Yani futbolda kalıcı başarının ancak akıllı çalışanlarla ve emek harcayarak kazanılabileceğine işaret ediyor.

Ezberler bozulunca
Oysa ki bizde çarklar farklı işliyor. Hemen herkes sorunu kendisinde değil başkalarında arıyor. Ve en kolayı; içi boşaltılmış adalet sözcüğüne sarılmak. Sahada adaletin temsilcisi de hakem olduğuna göre hedef tahtasına konulan kişi de o. Beşiktaş-G.Saray maçının hakemi üzerine gidilmesinin nedeni de aynı. En fazla polemik yaratılabilecek alan çünkü. Mustafa Denizli’nin açıklamalarını da başka türlü yorumlamamak gerek. Büyük büyük kıymak yerine anlaşılmasın diye ince ince kıymış Mete Kalkavan Galatasaray’ı. Bu sözler bana geçmiş yılları hatırlattı hemen. “Şerefli ikincilik” unvanını aldığı yıllarda Beşiktaşlılar bu kavramı çok iyi öğrenmişlerdi fakat dertlerini kimselere anlatamamışlardı. Ve hatta ince ince kıyılmanın yanı sıra kalın kalın kıyılmak da Beşiktaş’ın makus talihi olmuştu. Belki de bu yüzden her Beşiktaş’ın kıyılmadığı maçın ardından “Beşiktaş kayırılıyor” lafları ortalığa atılıyor. Öyle ya bu pozisyon değişikliğinin anlamı başka ne olabilir? Kıyılmıyor; üstelik bir iki pozisyonda da hakem takdir hakkını Beşiktaş lehine kullanmış. Olacak iş değil yani. Ezberler bozuluveriyor. İnsanlar geçmişten bugüne Beşiktaşlıların hakem şikâyetlerine o kadar alışmışlar ki Beşiktaş’ın kıyılmaması ve hakemden şikâyetçi olmaması bile bir kayırılma olarak yorumlanabiliyor.

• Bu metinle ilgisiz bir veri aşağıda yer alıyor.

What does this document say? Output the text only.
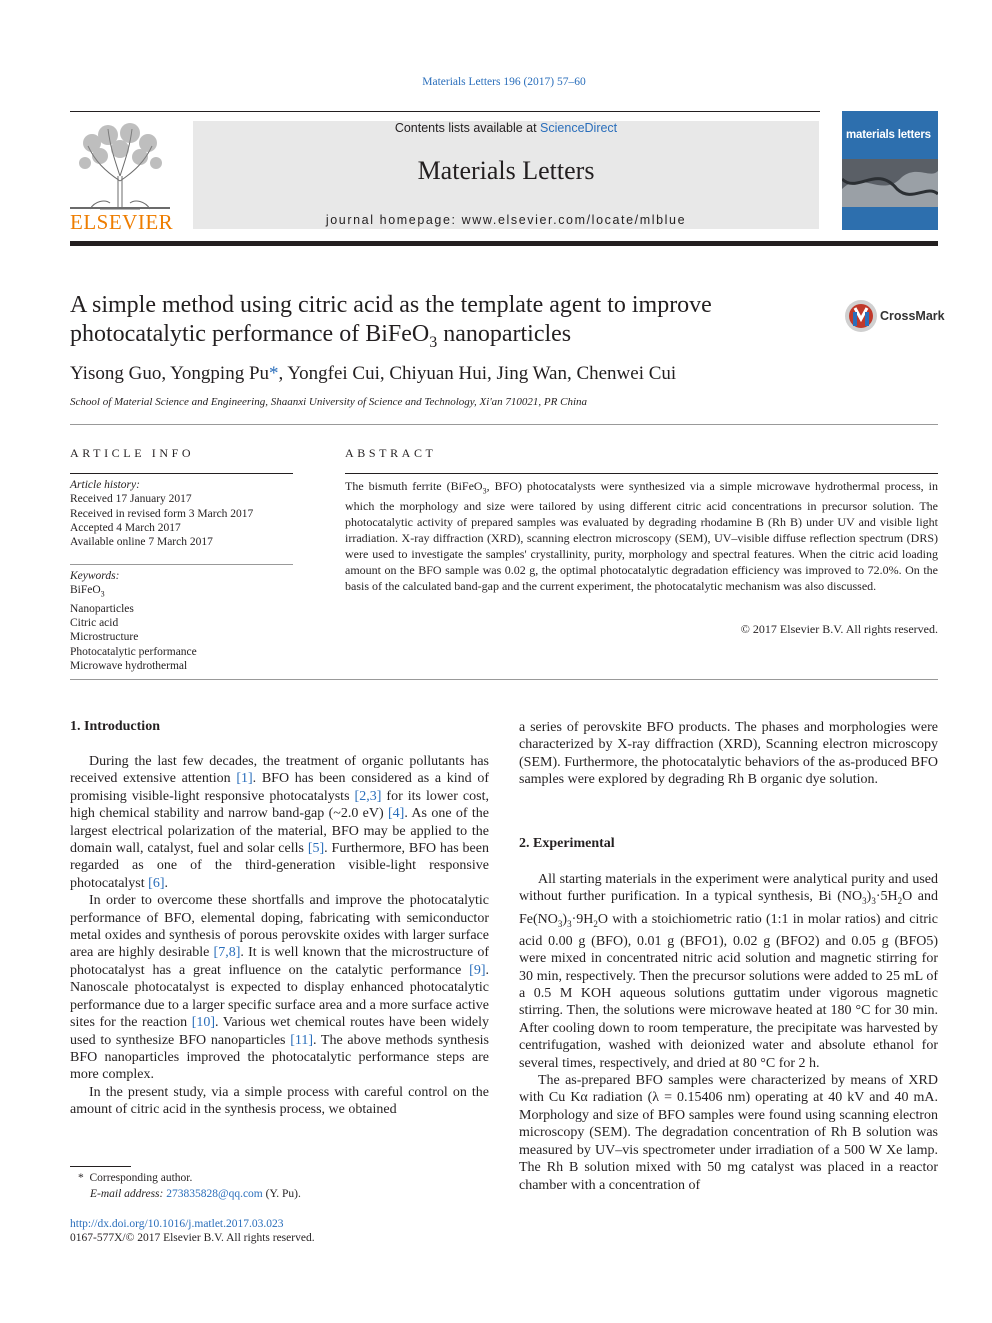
Materials Letters 196 (2017) 57–60
ELSEVIER
Contents lists available at ScienceDirect
Materials Letters
journal homepage: www.elsevier.com/locate/mlblue
materials letters
A simple method using citric acid as the template agent to improve
photocatalytic performance of BiFeO$_3$ nanoparticles
CrossMark
Yisong Guo, Yongping Pu*, Yongfei Cui, Chiyuan Hui, Jing Wan, Chenwei Cui
School of Material Science and Engineering, Shaanxi University of Science and Technology, Xi'an 710021, PR China
ARTICLE INFO
Article history:
Received 17 January 2017
Received in revised form 3 March 2017
Accepted 4 March 2017
Available online 7 March 2017
Keywords:
BiFeO$_3$
Nanoparticles
Citric acid
Microstructure
Photocatalytic performance
Microwave hydrothermal
ABSTRACT
The bismuth ferrite (BiFeO$_3$, BFO) photocatalysts were synthesized via a simple microwave hydrothermal process, in which the morphology and size were tailored by using different citric acid concentrations in precursor solution. The photocatalytic activity of prepared samples was evaluated by degrading rhodamine B (Rh B) under UV and visible light irradiation. X-ray diffraction (XRD), scanning electron microscopy (SEM), UV–visible diffuse reflection spectrum (DRS) were used to investigate the samples' crystallinity, purity, morphology and spectral features. When the citric acid loading amount on the BFO sample was 0.02 g, the optimal photocatalytic degradation efficiency was improved to 72.0%. On the basis of the calculated band-gap and the current experiment, the photocatalytic mechanism was also discussed.
© 2017 Elsevier B.V. All rights reserved.
1. Introduction

During the last few decades, the treatment of organic pollutants has received extensive attention [1]. BFO has been considered as a kind of promising visible-light responsive photocatalysts [2,3] for its lower cost, high chemical stability and narrow band-gap (~2.0 eV) [4]. As one of the largest electrical polarization of the material, BFO may be applied to the domain wall, catalyst, fuel and solar cells [5]. Furthermore, BFO has been regarded as one of the third-generation visible-light responsive photocatalyst [6].

In order to overcome these shortfalls and improve the photocatalytic performance of BFO, elemental doping, fabricating with semiconductor metal oxides and synthesis of porous perovskite oxides with larger surface area are highly desirable [7,8]. It is well known that the microstructure of photocatalyst has a great influence on the catalytic performance [9]. Nanoscale photocatalyst is expected to display enhanced photocatalytic performance due to a larger specific surface area and a more surface active sites for the reaction [10]. Various wet chemical routes have been widely used to synthesize BFO nanoparticles [11]. The above methods synthesis BFO nanoparticles improved the photocatalytic performance steps are more complex.

In the present study, via a simple process with careful control on the amount of citric acid in the synthesis process, we obtained

* Corresponding author.
E-mail address: 273835828@qq.com (Y. Pu).
http://dx.doi.org/10.1016/j.matlet.2017.03.023
0167-577X/© 2017 Elsevier B.V. All rights reserved.

a series of perovskite BFO products. The phases and morphologies were characterized by X-ray diffraction (XRD), Scanning electron microscopy (SEM). Furthermore, the photocatalytic behaviors of the as-produced BFO samples were explored by degrading Rh B organic dye solution.

2. Experimental

All starting materials in the experiment were analytical purity and used without further purification. In a typical synthesis, Bi $(NO_3)_3\cdot 5H_2O$ and $Fe(NO_3)_3\cdot 9H_2O$ with a stoichiometric ratio (1:1 in molar ratios) and citric acid 0.00 g (BFO), 0.01 g (BFO1), 0.02 g (BFO2) and 0.05 g (BFO5) were mixed in concentrated nitric acid solution and magnetic stirring for 30 min, respectively. Then the precursor solutions were added to 25 mL of a 0.5 M KOH aqueous solutions guttatim under vigorous magnetic stirring. Then, the solutions were microwave heated at 180 °C for 30 min. After cooling down to room temperature, the precipitate was harvested by centrifugation, washed with deionized water and absolute ethanol for several times, respectively, and dried at 80 °C for 2 h.

The as-prepared BFO samples were characterized by means of XRD with Cu Kα radiation (λ = 0.15406 nm) operating at 40 kV and 40 mA. Morphology and size of BFO samples were found using scanning electron microscopy (SEM). The degradation concentration of Rh B solution was measured by UV–vis spectrometer under irradiation of a 500 W Xe lamp. The Rh B solution mixed with 50 mg catalyst was placed in a reactor chamber with a concentration of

Oysa ki şu haftaya kadarki hakem kararlarına baktığımızda- sadece Kasımpaşa’yı ve biraz da Trabzon’u hariç tutuyorum- kimse hakemlerden fazla şikâyetçi olmamalı.
Ve Şenol Güneş’in söylediği gibi herkes asıl kendi işini en iyi şekilde yapmaya bakmalı.